Ora, parliamo della parte più controversa di questo post e di conseguenza della serie, per quanto mi riguarda La pazza storia del mondo è un titolo di culto che mi ha regalato tante risate e almeno una frase che ripeto ad ogni occasione utile («Bello essere Re!»), ma non è il mio film di Mel Brooks preferito, proprio perché è più un’infilata di gag, alcune geniali altre meno, per altro forse il suo lavoro che punta di più sulle battute pruriginose, questione di mio gusto personale eh?

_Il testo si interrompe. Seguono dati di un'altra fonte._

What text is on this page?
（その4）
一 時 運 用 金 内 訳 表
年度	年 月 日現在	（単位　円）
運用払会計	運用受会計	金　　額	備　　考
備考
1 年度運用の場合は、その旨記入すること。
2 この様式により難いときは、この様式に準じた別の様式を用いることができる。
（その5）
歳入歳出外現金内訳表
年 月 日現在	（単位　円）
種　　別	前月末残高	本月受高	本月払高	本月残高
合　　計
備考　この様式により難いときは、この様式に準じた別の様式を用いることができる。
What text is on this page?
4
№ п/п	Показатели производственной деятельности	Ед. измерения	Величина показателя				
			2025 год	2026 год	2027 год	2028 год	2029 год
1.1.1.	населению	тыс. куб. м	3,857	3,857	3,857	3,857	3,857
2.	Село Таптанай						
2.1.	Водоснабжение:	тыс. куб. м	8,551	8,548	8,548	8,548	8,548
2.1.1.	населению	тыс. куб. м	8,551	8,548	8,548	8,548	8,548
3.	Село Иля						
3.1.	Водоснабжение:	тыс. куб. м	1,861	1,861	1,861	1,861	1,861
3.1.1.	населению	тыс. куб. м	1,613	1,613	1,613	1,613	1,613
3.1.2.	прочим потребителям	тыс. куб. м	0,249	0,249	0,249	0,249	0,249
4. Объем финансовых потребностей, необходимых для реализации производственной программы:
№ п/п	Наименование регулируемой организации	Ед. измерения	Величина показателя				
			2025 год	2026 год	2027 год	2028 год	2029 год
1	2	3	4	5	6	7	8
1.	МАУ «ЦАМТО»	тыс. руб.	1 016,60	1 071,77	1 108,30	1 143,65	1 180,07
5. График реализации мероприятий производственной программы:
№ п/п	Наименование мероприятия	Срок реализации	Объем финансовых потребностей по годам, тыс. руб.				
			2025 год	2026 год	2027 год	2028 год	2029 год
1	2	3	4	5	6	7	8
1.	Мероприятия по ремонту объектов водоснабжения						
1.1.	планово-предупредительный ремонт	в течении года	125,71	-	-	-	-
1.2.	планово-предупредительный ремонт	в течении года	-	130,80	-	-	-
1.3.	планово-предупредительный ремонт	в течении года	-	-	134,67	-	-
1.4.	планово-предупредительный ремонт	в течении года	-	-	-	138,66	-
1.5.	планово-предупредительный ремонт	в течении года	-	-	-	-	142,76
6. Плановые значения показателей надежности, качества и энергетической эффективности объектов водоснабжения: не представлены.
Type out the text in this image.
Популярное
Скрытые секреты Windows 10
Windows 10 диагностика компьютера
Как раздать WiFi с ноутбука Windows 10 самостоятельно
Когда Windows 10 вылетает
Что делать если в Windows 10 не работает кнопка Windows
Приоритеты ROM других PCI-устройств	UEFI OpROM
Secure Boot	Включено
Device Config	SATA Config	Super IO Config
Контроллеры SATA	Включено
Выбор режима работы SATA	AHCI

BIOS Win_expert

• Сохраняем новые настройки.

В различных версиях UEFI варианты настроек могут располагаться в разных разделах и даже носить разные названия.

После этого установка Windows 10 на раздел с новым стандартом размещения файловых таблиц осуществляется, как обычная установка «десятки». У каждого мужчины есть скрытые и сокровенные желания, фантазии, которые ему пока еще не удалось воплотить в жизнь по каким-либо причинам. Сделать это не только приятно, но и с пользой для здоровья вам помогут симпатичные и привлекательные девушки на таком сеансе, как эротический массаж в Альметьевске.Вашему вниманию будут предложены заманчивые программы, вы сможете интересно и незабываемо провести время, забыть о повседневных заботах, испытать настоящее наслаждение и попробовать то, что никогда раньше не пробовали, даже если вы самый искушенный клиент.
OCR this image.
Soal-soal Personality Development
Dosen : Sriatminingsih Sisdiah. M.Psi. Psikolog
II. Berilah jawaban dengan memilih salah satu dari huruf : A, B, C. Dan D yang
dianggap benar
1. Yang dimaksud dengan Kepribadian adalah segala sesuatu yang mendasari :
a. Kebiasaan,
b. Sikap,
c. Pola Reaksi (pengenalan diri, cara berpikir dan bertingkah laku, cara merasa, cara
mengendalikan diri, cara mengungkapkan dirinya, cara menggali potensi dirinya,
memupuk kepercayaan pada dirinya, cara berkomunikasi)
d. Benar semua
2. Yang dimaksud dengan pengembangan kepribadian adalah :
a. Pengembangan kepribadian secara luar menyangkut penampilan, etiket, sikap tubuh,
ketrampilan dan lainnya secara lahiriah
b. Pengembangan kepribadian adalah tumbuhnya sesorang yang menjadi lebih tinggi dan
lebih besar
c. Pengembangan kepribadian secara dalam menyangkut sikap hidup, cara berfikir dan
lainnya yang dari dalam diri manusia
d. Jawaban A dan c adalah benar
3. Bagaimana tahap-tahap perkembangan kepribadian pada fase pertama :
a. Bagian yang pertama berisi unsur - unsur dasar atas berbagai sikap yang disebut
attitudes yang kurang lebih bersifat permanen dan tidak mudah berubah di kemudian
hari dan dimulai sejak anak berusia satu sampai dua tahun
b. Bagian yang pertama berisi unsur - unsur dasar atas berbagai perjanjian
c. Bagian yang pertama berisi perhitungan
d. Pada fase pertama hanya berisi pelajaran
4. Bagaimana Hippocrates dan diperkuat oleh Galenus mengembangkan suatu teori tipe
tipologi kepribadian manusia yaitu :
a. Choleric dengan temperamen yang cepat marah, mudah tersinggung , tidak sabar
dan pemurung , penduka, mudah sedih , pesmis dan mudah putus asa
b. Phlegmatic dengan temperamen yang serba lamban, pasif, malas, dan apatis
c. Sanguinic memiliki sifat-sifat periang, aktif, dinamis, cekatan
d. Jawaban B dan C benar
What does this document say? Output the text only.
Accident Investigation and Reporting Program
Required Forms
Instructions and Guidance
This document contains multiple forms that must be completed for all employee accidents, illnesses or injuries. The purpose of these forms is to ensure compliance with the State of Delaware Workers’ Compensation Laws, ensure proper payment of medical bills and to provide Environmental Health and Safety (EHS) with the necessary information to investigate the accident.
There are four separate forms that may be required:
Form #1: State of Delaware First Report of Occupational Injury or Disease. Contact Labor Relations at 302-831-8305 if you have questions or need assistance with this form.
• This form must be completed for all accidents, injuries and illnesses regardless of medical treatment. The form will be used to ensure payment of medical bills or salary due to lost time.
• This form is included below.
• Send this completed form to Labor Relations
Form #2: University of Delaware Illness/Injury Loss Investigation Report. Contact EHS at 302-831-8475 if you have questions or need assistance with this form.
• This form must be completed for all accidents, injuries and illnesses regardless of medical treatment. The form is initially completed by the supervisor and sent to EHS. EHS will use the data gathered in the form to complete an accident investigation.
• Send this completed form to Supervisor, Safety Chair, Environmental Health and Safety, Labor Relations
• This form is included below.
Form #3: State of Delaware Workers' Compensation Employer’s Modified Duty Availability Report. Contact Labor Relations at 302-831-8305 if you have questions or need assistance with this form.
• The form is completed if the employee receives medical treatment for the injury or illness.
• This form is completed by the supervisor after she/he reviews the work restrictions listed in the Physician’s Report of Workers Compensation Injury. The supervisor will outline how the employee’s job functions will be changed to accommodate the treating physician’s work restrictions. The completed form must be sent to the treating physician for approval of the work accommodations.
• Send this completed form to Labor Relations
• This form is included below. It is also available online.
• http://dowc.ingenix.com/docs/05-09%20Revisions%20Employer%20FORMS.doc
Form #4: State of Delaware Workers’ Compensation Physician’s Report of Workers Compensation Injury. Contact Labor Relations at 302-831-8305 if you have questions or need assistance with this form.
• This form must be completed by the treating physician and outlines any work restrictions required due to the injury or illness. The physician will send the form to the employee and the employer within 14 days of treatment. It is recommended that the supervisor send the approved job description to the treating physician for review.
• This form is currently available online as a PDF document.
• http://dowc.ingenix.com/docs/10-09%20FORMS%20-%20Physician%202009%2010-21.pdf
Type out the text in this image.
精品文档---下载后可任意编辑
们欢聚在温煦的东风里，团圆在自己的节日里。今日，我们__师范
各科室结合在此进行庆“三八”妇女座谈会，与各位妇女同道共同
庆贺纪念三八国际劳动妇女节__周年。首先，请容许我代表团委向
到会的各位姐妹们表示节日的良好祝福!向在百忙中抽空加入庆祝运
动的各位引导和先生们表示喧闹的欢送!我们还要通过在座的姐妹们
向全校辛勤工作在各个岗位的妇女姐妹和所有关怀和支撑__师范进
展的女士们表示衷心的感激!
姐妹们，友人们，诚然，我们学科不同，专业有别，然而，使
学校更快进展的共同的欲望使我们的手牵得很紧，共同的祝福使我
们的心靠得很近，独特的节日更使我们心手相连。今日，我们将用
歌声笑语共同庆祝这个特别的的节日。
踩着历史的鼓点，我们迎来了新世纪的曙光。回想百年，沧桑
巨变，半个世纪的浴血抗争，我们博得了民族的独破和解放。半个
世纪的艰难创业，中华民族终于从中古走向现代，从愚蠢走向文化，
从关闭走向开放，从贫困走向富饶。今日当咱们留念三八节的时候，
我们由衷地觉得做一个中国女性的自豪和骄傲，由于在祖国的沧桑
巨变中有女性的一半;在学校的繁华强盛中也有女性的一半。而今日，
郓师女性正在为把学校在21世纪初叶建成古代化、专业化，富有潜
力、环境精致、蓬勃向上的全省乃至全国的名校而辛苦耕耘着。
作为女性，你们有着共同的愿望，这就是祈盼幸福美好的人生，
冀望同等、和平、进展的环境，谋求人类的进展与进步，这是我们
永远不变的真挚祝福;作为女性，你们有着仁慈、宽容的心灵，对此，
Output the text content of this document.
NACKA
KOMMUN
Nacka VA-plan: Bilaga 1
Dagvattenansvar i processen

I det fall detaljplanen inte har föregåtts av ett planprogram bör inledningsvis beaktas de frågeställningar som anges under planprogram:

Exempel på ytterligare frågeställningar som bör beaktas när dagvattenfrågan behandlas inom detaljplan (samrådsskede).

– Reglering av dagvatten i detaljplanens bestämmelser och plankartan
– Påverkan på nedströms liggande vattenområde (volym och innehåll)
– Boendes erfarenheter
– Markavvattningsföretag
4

Quindi del tutto soggettivo.

Finalmente un Gesù storicamente corretto, dopo quello dell'altro Mad Mel.

Da un certo punto di vista “La pazza storia del mondo, Parte II” è proprio quello che mi aspettavo, con la differenza che quel divario tra gag riuscite e molto divertenti, misto ad altre il più delle volte pruriginose e basta, in questo secondo capitolo aumenta, si allarga a dismisura, quindi potreste trovare – sempre in base alla vostra idea di umorismo, quindi molto di pancia – momenti divertenti alternati ad altri che vi faranno se va bene, fare spallucce.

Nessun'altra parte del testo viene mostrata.